Corgi AA33717 German Heinkel He-111H-2 Medium Bomber - 1H+JA, Stab./Kampfgeschwader 26, Westerland Airfield, Sylt, Germany, October 28th, 1939 (1:72 Scale)
"Guns before butter. Guns will make us powerful; butter will only make us fat."
- Reichsmarschall Hermann Goering, Head of the German Luftwaffe
When World War I ended, the German Air Force was disbanded under the Treaty of Versailles, which required the German government to abandon all military aviation by October 1st, 1919. However, by 1922, it was legal for Germany to design and manufacture commercial aircraft, and one of the first modern medium bombers to emerge from this process was the Heinkel He 111, the first prototype of which an enlarged, twin-engine version of the single-engine mail-liaison He 70, which set 8 world speed records in 1933 flew in February of 1935. The second prototype, the He 111 V2, had shorter wings and was the first civil transport prototype, capable of carrying 10 passengers and mail. The third prototype, He 111 V3 also had shorter wings and was the first true bomber prototype. Six He 111 C series airliners were derived from the fourth prototype, the He 111 V4, and went into service with Lufthansa in 1936, powered by a variety of engines, including BMW 132 radials. The first production models had the classic stepped windshield and an elliptical wing, which the designers, Siegfried and Walter Gunter, favored.
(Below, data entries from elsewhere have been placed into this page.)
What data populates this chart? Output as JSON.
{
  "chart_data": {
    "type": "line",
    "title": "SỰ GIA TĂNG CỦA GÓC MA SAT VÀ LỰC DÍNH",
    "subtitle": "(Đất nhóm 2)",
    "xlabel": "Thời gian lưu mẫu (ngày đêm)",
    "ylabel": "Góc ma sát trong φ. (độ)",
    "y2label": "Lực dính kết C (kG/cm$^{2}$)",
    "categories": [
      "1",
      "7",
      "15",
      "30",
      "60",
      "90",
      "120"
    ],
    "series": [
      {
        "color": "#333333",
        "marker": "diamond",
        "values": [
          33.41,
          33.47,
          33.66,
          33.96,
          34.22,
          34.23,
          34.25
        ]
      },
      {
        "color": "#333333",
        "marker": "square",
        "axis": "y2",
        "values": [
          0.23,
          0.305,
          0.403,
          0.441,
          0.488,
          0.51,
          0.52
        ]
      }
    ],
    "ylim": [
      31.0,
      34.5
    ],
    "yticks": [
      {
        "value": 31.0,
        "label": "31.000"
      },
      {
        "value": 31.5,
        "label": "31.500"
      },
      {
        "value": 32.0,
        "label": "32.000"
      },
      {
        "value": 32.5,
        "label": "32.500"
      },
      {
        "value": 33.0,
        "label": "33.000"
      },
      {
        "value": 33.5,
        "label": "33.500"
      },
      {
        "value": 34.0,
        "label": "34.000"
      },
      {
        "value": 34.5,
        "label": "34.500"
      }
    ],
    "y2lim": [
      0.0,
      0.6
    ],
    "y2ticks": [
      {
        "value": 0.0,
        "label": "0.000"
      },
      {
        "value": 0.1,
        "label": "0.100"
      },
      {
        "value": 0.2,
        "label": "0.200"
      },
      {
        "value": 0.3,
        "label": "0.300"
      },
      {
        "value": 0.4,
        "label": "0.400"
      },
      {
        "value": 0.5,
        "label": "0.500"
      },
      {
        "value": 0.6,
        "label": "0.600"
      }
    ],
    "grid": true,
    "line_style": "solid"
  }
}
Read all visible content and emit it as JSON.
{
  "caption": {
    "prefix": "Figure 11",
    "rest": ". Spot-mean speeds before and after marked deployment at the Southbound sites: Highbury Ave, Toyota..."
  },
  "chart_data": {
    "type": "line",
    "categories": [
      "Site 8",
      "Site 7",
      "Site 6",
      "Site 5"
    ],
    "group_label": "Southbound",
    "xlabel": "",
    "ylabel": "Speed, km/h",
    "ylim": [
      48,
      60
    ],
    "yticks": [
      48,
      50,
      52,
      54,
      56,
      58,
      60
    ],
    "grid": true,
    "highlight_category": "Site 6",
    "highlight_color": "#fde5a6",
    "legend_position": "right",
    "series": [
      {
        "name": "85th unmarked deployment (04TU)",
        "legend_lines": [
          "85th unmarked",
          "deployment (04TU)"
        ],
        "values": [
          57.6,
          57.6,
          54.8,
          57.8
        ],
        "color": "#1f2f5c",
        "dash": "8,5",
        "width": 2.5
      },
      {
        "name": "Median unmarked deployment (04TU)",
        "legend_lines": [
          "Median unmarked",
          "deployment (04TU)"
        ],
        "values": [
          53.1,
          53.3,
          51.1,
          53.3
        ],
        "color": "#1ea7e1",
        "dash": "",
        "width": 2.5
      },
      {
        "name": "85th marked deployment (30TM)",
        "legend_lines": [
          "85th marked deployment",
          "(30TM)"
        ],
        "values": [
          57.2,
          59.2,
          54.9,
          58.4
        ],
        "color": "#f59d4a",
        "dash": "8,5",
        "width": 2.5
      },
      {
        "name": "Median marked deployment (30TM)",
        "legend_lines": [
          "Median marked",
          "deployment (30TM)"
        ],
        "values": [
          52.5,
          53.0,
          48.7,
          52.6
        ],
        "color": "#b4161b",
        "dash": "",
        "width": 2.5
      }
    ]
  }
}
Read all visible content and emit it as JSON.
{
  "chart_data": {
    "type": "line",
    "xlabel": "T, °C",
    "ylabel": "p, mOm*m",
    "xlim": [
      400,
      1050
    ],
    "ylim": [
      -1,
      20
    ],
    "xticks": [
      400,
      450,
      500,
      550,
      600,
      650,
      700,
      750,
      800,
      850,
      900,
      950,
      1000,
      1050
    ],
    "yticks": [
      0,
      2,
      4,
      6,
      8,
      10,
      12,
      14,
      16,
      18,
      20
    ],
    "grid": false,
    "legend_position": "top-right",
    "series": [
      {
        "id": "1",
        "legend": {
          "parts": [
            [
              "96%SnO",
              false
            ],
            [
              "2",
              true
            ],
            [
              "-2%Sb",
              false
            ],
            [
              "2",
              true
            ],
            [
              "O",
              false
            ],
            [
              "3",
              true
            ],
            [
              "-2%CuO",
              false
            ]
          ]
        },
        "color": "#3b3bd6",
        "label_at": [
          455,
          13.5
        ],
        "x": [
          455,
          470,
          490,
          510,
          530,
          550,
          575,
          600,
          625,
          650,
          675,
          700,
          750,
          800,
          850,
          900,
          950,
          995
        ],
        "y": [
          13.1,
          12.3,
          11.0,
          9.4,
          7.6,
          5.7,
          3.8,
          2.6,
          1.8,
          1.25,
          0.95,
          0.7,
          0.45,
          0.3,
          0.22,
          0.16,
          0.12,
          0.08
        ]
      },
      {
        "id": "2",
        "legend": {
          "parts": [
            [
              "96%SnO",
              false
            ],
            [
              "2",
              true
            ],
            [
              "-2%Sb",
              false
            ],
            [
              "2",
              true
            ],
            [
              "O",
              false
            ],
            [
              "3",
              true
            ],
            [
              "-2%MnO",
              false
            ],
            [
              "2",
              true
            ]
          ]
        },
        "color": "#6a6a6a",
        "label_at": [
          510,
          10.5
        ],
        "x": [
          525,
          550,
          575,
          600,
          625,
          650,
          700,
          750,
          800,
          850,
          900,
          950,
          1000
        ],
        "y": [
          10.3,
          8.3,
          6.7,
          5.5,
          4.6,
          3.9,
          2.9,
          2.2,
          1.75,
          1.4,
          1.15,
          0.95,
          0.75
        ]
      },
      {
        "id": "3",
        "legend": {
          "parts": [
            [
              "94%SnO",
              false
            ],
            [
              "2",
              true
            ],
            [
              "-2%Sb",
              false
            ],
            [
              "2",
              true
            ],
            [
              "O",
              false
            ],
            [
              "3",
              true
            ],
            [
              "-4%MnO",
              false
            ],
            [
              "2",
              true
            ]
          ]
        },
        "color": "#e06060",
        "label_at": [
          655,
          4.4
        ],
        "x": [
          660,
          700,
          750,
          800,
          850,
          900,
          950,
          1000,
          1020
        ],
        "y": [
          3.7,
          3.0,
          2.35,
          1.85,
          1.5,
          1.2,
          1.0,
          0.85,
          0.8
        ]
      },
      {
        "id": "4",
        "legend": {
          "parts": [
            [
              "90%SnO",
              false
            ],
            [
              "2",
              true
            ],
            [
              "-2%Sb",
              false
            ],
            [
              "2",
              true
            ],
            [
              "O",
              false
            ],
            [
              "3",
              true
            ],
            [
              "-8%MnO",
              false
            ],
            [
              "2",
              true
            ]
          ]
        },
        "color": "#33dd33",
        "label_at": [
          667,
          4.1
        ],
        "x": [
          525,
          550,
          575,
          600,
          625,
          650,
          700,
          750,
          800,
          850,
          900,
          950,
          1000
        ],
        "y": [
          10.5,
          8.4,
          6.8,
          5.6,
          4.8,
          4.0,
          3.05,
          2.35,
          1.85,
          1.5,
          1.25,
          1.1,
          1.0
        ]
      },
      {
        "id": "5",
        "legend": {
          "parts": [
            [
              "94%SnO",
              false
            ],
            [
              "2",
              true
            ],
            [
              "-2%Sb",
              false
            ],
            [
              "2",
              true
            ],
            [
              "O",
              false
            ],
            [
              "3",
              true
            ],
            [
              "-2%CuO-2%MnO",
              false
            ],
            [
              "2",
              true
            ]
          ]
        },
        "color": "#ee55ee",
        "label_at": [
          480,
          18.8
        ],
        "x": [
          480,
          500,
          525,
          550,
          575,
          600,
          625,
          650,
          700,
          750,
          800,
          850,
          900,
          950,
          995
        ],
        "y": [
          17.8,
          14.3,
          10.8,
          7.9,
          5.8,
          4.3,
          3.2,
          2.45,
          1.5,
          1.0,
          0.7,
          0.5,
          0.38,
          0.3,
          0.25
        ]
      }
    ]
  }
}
As a military aircraft, it took longer to gain favor, because military load requirements and underpowered engines kept its cruising speed down to less than 170 mph. However, in early 1936, the plane was given 1,000 hp Daimler Benz DB 600A engines which improved performance dramatically enough to bring in substantial orders. The first two mass-production versions, He 111 E and He 111 F experienced great success during the Spanish Civil War, where they served with the Condor Legion as fast bombers, able to outrun many of the fighters sent against them.
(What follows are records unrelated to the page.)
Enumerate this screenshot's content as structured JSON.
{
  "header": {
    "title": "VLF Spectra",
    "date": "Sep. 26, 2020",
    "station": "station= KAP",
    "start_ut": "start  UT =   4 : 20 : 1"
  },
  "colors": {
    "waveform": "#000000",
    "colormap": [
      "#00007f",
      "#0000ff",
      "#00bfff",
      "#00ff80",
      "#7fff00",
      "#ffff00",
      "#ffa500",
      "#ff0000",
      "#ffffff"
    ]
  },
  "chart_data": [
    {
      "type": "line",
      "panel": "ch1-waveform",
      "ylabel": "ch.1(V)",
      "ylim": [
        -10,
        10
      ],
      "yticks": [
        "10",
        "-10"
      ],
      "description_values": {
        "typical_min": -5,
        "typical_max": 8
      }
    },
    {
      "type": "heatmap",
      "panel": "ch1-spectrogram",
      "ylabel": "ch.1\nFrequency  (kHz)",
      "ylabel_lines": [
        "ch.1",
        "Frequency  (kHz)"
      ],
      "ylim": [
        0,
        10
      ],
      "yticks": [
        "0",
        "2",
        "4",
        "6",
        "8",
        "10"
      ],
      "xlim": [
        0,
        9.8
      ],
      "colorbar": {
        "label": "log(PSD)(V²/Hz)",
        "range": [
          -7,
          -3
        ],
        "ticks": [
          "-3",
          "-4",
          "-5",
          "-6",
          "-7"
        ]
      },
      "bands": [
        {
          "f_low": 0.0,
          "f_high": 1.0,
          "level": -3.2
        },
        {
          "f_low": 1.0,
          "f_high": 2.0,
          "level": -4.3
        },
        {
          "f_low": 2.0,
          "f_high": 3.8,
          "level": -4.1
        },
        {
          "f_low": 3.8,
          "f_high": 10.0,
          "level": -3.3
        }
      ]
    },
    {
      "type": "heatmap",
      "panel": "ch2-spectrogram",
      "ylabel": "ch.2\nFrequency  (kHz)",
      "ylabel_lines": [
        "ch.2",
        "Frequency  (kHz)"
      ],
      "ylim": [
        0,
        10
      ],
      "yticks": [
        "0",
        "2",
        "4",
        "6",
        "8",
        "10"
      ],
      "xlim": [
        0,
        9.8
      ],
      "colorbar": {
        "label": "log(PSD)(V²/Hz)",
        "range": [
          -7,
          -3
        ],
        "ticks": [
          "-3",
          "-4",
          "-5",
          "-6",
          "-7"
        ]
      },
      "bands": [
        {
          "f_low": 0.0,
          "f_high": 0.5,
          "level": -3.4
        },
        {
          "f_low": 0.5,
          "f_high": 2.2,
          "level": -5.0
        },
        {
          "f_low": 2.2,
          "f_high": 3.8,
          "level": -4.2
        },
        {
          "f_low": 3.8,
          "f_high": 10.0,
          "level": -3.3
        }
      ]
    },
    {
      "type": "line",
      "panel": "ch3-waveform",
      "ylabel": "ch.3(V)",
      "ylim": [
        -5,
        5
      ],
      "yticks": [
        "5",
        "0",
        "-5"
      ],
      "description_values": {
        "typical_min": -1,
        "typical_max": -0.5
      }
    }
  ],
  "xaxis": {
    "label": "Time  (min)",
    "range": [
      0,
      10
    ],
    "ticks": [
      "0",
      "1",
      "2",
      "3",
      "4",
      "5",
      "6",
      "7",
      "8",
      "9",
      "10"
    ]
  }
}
In fact, the experience in Spain generated a false sense of security in which the Germans thought that the He 111's light armament and speed would be sufficient in the coming war. Thus, although it was out of date, the large numbers in which it had been produced made the He 111 the Luftwaffe's primary bomber for far too long in the war, availability being more persuasive than practicality for this serviceable, but highly vulnerable, aircraft. Modern fighters like the Supermarine Spitfire and the Hawker Hurricane proved the He 111's inadequacy during the Battle of Britain. As soon as possible, the Luftwaffe replaced the Heinkel with the Junkers Ju 88, reassigning the Heinkel to night operations and other specialized tasks until, by war's end, it was being used primarily as a transport.
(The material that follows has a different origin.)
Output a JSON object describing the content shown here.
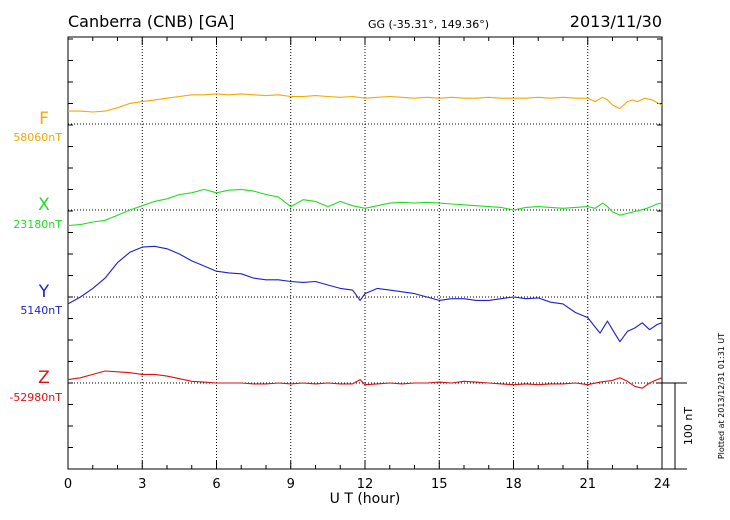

Pictured here is a 1:72 scale replica of a German Heinkel He-111H-2 medium bomber that was attached to Kampfgeschwader 26 then deployed to Westerland Airfield, Sylt, Germany, on October 28th, 1939.
Now in stock!
Release Date: April 2020
Historical Account: "The Humble Heinkel" - As the four man crew of Kampfgeschwader 26 Heinkel 1H+JA boarded their aircraft at Westerland airfield on the Island of Sylt on the morning of October 20th, 1939, they knew that a long and dangerous sortie lay ahead of them. Their task was to perform a long range armed reconnaissance flight over the Glasgow area and on to photograph gun emplacements and naval vessels in the Firth of Forth, a heavily defended area of Britain. During the sortie, improving weather conditions over Scotland made the Heinkel clearly visible from the ground and as well as coming under fire from anti-aircraft batteries, patrolling Spitfires from Nos.602 and 603 Squadrons were quickly on the scene. Attacking the aircraft from the rear, the Spitfires quickly silenced the intruder's defensive fire, before mounting repeated attacks, peppering the Heinkel's wings and fuselage with .303 machine gun bullets.
With the pilot sustaining injury and both of the aircraft's engines damaged, the Heinkel rapidly lost height, with a crash landing the only option available to the two surviving crew members. Striking moorland near the village of Humbie in East Lothian, the aircraft demolished a drystone wall before coming to rest on a slight incline, breaking the Heinkel's back in the process. The aircraft had the notoriety of being the first German aircraft to crash relatively intact on British soil during WWII.